О Генкином отце в доме Федосеевых при Тане никогда не говорили, а сама она не решалась спрашивать: почему-то ей казалось, что здесь наверняка кроется какая-то тайна… Стоило ей только подумать о нем, и сразу перед глазами возникал так испугавший ее человек на костылях, со свежей царапиной на щеке…

Может быть, именно поэтому Генка не заходит к ним? Может, он что-то знает? И все знают, только не хотят ей говорить?

Особенно запомнился Тане один случай. Как-то в воскресенье они втроем, всей семьей, возвращались из кино. Фильм был веселый, и теперь все, перебивая друг друга, вспоминали самые смешные места и снова начинали смеяться:

— А этот-то, этот… длиннолицый…

— А как он в воду… бух!

— А собака, помнишь? Его за штаны!.. Ха-ха-ха!
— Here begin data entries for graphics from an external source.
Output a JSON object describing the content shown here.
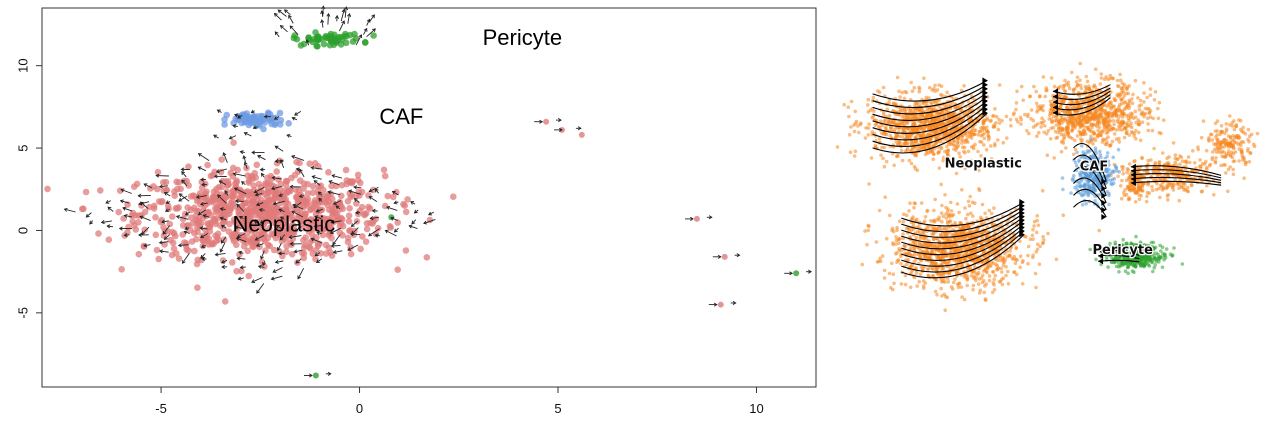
{
  "chart_data": [
    {
      "type": "scatter",
      "title": "",
      "xlabel": "",
      "ylabel": "",
      "xlim": [
        -8,
        11.5
      ],
      "ylim": [
        -9.5,
        13.5
      ],
      "x_ticks": [
        -5,
        0,
        5,
        10
      ],
      "y_ticks": [
        -5,
        0,
        5,
        10
      ],
      "grid": false,
      "arrows": true,
      "clusters": [
        {
          "label": "Neoplastic",
          "color": "#e07b7b",
          "center": [
            -2.5,
            1.0
          ],
          "spread": [
            2.8,
            2.4
          ],
          "n": 850,
          "label_pos": [
            -3.2,
            0.3
          ]
        },
        {
          "label": "CAF",
          "color": "#6e9be3",
          "center": [
            -2.6,
            6.7
          ],
          "spread": [
            0.65,
            0.38
          ],
          "n": 75,
          "label_pos": [
            0.5,
            6.8
          ]
        },
        {
          "label": "Pericyte",
          "color": "#2ca02c",
          "center": [
            -0.8,
            11.6
          ],
          "spread": [
            0.8,
            0.35
          ],
          "n": 55,
          "label_pos": [
            3.1,
            11.6
          ]
        }
      ],
      "outliers": [
        {
          "x": 4.7,
          "y": 6.6,
          "color": "#e07b7b"
        },
        {
          "x": 5.1,
          "y": 6.1,
          "color": "#e07b7b"
        },
        {
          "x": 5.6,
          "y": 5.8,
          "color": "#e07b7b"
        },
        {
          "x": 8.5,
          "y": 0.7,
          "color": "#e07b7b"
        },
        {
          "x": 9.2,
          "y": -1.6,
          "color": "#e07b7b"
        },
        {
          "x": 9.1,
          "y": -4.5,
          "color": "#e07b7b"
        },
        {
          "x": 11.0,
          "y": -2.6,
          "color": "#2ca02c"
        },
        {
          "x": -1.1,
          "y": -8.8,
          "color": "#2ca02c"
        },
        {
          "x": 0.8,
          "y": 0.8,
          "color": "#2ca02c"
        }
      ]
    },
    {
      "type": "scatter",
      "title": "",
      "xlabel": "",
      "ylabel": "",
      "axes": false,
      "streamlines": true,
      "clusters": [
        {
          "label": "Neoplastic",
          "color": "#f5871f",
          "parts": [
            {
              "center": [
                0.2,
                0.29
              ],
              "spread": [
                0.15,
                0.12
              ],
              "n": 1100
            },
            {
              "center": [
                0.27,
                0.74
              ],
              "spread": [
                0.16,
                0.14
              ],
              "n": 1200
            },
            {
              "center": [
                0.59,
                0.24
              ],
              "spread": [
                0.14,
                0.11
              ],
              "n": 850
            },
            {
              "center": [
                0.79,
                0.47
              ],
              "spread": [
                0.11,
                0.07
              ],
              "n": 300
            },
            {
              "center": [
                0.93,
                0.35
              ],
              "spread": [
                0.06,
                0.08
              ],
              "n": 170
            },
            {
              "center": [
                0.7,
                0.5
              ],
              "spread": [
                0.03,
                0.07
              ],
              "n": 90
            }
          ],
          "label_pos": [
            0.33,
            0.43
          ]
        },
        {
          "label": "CAF",
          "color": "#5b9bd5",
          "parts": [
            {
              "center": [
                0.6,
                0.47
              ],
              "spread": [
                0.05,
                0.09
              ],
              "n": 300
            }
          ],
          "label_pos": [
            0.6,
            0.44
          ]
        },
        {
          "label": "Pericyte",
          "color": "#2ca02c",
          "parts": [
            {
              "center": [
                0.7,
                0.77
              ],
              "spread": [
                0.07,
                0.05
              ],
              "n": 380
            }
          ],
          "label_pos": [
            0.67,
            0.75
          ]
        }
      ]
    }
  ]
}
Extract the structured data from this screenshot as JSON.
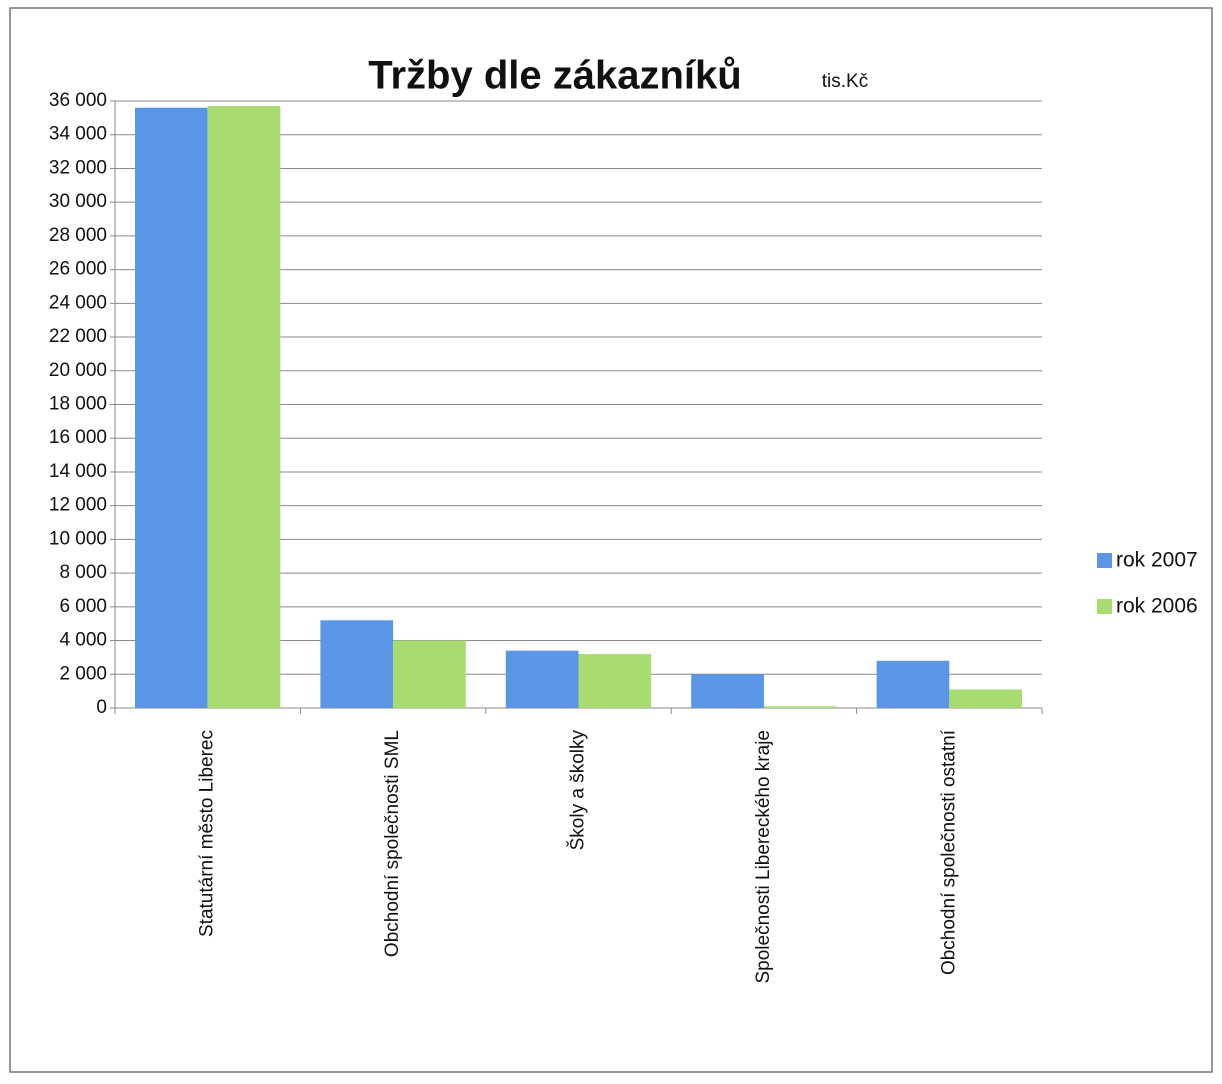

Больше всех, конечно, смеялась Таня.

И вдруг впереди, на углу, она увидела Генкину мать. Ольга Ивановна стояла у входа в магазин с авоськой в руке и разговаривала с какой-то пожилой женщиной. Таня хотела было рассказать ей, какой смешной фильм они видели, пусть Генка обязательно сходит, но папа и мама прошли мимо не останавливаясь, только поздоровались, и Ольга Ивановна коротко кивнула им в ответ, а пожилая женщина, ее собеседница, быстро взглянула на Таниного отца и тут же отвела взгляд.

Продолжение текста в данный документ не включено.